When I listed them and kept going, Dennington got quiet but I could tell: he’d spent his whole life keeping a lid on things, and not being seen in daylight with whoever he was fucking, so he was, I’d have to say, tickled.
It wouldn’t just be revenge or reparations, but something positive, and proof that we belonged on every bronze plaque and in every roll call.
So he said, ‘What you’re suggesting is impossible, but bring me a proposal, and mark it confidential.
’ And he looked right at me and laughed, and said, ‘What the hell.’
“I’d read about Daniel Narwell, and his lawsuit on behalf of his partner Oliver, who’d been fired from his job at the Library of Congress during McCarthy.
He got Oliver decades of back pay and an apology, even though Oliver died before the verdict came down.
But I contacted Daniel, to help formulate a legal structure for the special ops unit I was yakking about, so we could be completely legitimate and funded, but also top secret and independent.
And during our first meeting, Daniel was on his way to some charity wingding, so he was wearing his tux, I mean, the guy was born in a tux, and he looked so great and I decided that a tuxedo would be my group’s official uniform.
Because it was distinguished and formal but also somehow gay.
It’s like, anyone can look butch in fatigues, but a tux—that’s for Daniel and your buddy Brock and James Bond.
The guys you don’t want to mess with, because they’ll jam a five-thousand-dollar fountain pen into your jugular. ”
“So that’s why you named it the Tuxedo Society?”
“Yup. And because it sounds fancy and sissified, so no one sees us coming.”
Reggie glanced at me, to check if I’d been listening, or if I was humoring him.
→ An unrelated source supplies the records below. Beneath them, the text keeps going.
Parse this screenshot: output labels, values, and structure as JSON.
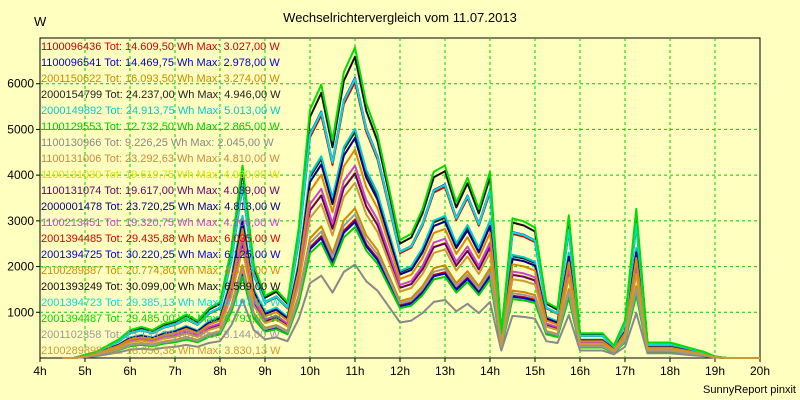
{
  "chart_data": {
    "type": "line",
    "title": "Wechselrichtervergleich vom 11.07.2013",
    "ylabel": "W",
    "footer": "SunnyReport pinxit",
    "x_ticks": [
      "4h",
      "5h",
      "6h",
      "7h",
      "8h",
      "9h",
      "10h",
      "11h",
      "12h",
      "13h",
      "14h",
      "15h",
      "16h",
      "17h",
      "18h",
      "19h",
      "20h"
    ],
    "xlim": [
      4,
      20
    ],
    "y_ticks": [
      1000,
      2000,
      3000,
      4000,
      5000,
      6000
    ],
    "ylim": [
      0,
      7000
    ],
    "grid": true,
    "legend_position": "top-left",
    "x": [
      4.5,
      4.75,
      5,
      5.25,
      5.5,
      5.75,
      6,
      6.25,
      6.5,
      6.75,
      7,
      7.25,
      7.5,
      7.75,
      8,
      8.25,
      8.5,
      8.75,
      9,
      9.25,
      9.5,
      9.75,
      10,
      10.25,
      10.5,
      10.75,
      11,
      11.25,
      11.5,
      11.75,
      12,
      12.25,
      12.5,
      12.75,
      13,
      13.25,
      13.5,
      13.75,
      14,
      14.25,
      14.5,
      14.75,
      15,
      15.25,
      15.5,
      15.75,
      16,
      16.25,
      16.5,
      16.75,
      17,
      17.25,
      17.5,
      17.75,
      18,
      18.25,
      18.5,
      18.75,
      19,
      19.25,
      19.5,
      19.75,
      20
    ],
    "series": [
      {
        "name": "1100096436 Tot: 14.609,50 Wh Max: 3.027,00 W",
        "color": "#cc0000",
        "max": 3027
      },
      {
        "name": "1100096541 Tot: 14.469,75 Wh Max: 2.978,00 W",
        "color": "#0000cc",
        "max": 2978
      },
      {
        "name": "2001150622 Tot: 16.093,50 Wh Max: 3.274,00 W",
        "color": "#cc8800",
        "max": 3274
      },
      {
        "name": "2000154799 Tot: 24.237,00 Wh Max: 4.946,00 W",
        "color": "#222222",
        "max": 4946
      },
      {
        "name": "2000149892 Tot: 24.913,75 Wh Max: 5.013,00 W",
        "color": "#00cccc",
        "max": 5013
      },
      {
        "name": "1100129553 Tot: 12.732,50 Wh Max: 2.865,00 W",
        "color": "#00cc00",
        "max": 2865
      },
      {
        "name": "1100130966 Tot: 9.226,25 Wh Max: 2.045,00 W",
        "color": "#888888",
        "max": 2045
      },
      {
        "name": "1100131006 Tot: 23.292,63 Wh Max: 4.810,00 W",
        "color": "#cc8844",
        "max": 4810
      },
      {
        "name": "1100131030 Tot: 19.619,75 Wh Max: 4.060,00 W",
        "color": "#dddd00",
        "max": 4060
      },
      {
        "name": "1100131074 Tot: 19.617,00 Wh Max: 4.039,00 W",
        "color": "#660066",
        "max": 4039
      },
      {
        "name": "2000001478 Tot: 23.720,25 Wh Max: 4.813,00 W",
        "color": "#000088",
        "max": 4813
      },
      {
        "name": "1100213451 Tot: 19.320,75 Wh Max: 4.206,00 W",
        "color": "#cc44cc",
        "max": 4206
      },
      {
        "name": "2001394485 Tot: 29.435,88 Wh Max: 6.035,00 W",
        "color": "#dd0000",
        "max": 6035
      },
      {
        "name": "2001394725 Tot: 30.220,25 Wh Max: 6.125,00 W",
        "color": "#0000dd",
        "max": 6125
      },
      {
        "name": "2100289887 Tot: 20.774,80 Wh Max: 4.556,00 W",
        "color": "#dd8800",
        "max": 4556
      },
      {
        "name": "2001393249 Tot: 30.099,00 Wh Max: 6.589,00 W",
        "color": "#111111",
        "max": 6589
      },
      {
        "name": "2001394723 Tot: 29.385,13 Wh Max: 6.107,00 W",
        "color": "#00dddd",
        "max": 6107
      },
      {
        "name": "2001394487 Tot: 29.485,00 Wh Max: 6.793,00 W",
        "color": "#00dd00",
        "max": 6793
      },
      {
        "name": "2001102358 Tot: 15.133,38 Wh Max: 3.144,00 W",
        "color": "#999999",
        "max": 3144
      },
      {
        "name": "2100289898 Tot: 18.056,38 Wh Max: 3.830,13 W",
        "color": "#cc9933",
        "max": 3830
      }
    ],
    "profile": [
      0.0,
      0.0,
      0.01,
      0.02,
      0.04,
      0.06,
      0.09,
      0.1,
      0.09,
      0.11,
      0.12,
      0.14,
      0.12,
      0.16,
      0.18,
      0.35,
      0.62,
      0.3,
      0.2,
      0.22,
      0.18,
      0.42,
      0.8,
      0.88,
      0.7,
      0.92,
      1.0,
      0.82,
      0.72,
      0.55,
      0.38,
      0.4,
      0.48,
      0.6,
      0.62,
      0.5,
      0.58,
      0.48,
      0.6,
      0.08,
      0.45,
      0.44,
      0.42,
      0.18,
      0.16,
      0.46,
      0.08,
      0.08,
      0.08,
      0.04,
      0.12,
      0.48,
      0.05,
      0.05,
      0.05,
      0.04,
      0.03,
      0.02,
      0.005,
      0.0,
      0.0,
      0.0,
      0.0
    ]
  }
}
When he grinned, I didn’t just blush and get rock hard, I practically fell out of the life raft, just as the lights of the yacht glowed through the fog that had settled in, and Reggie raised an arm as if he was hailing a cab.
The other Tuxes were waiting for us on board, for what I’d thought would be a jubilant reunion, after our success on the Empress Olympia. We had the three jewels. The finish line was in view. But the atmosphere was more somber, if charged. Reggie asked, “What? What do we know?”
“Reata’s been kidnapped,” said Brock.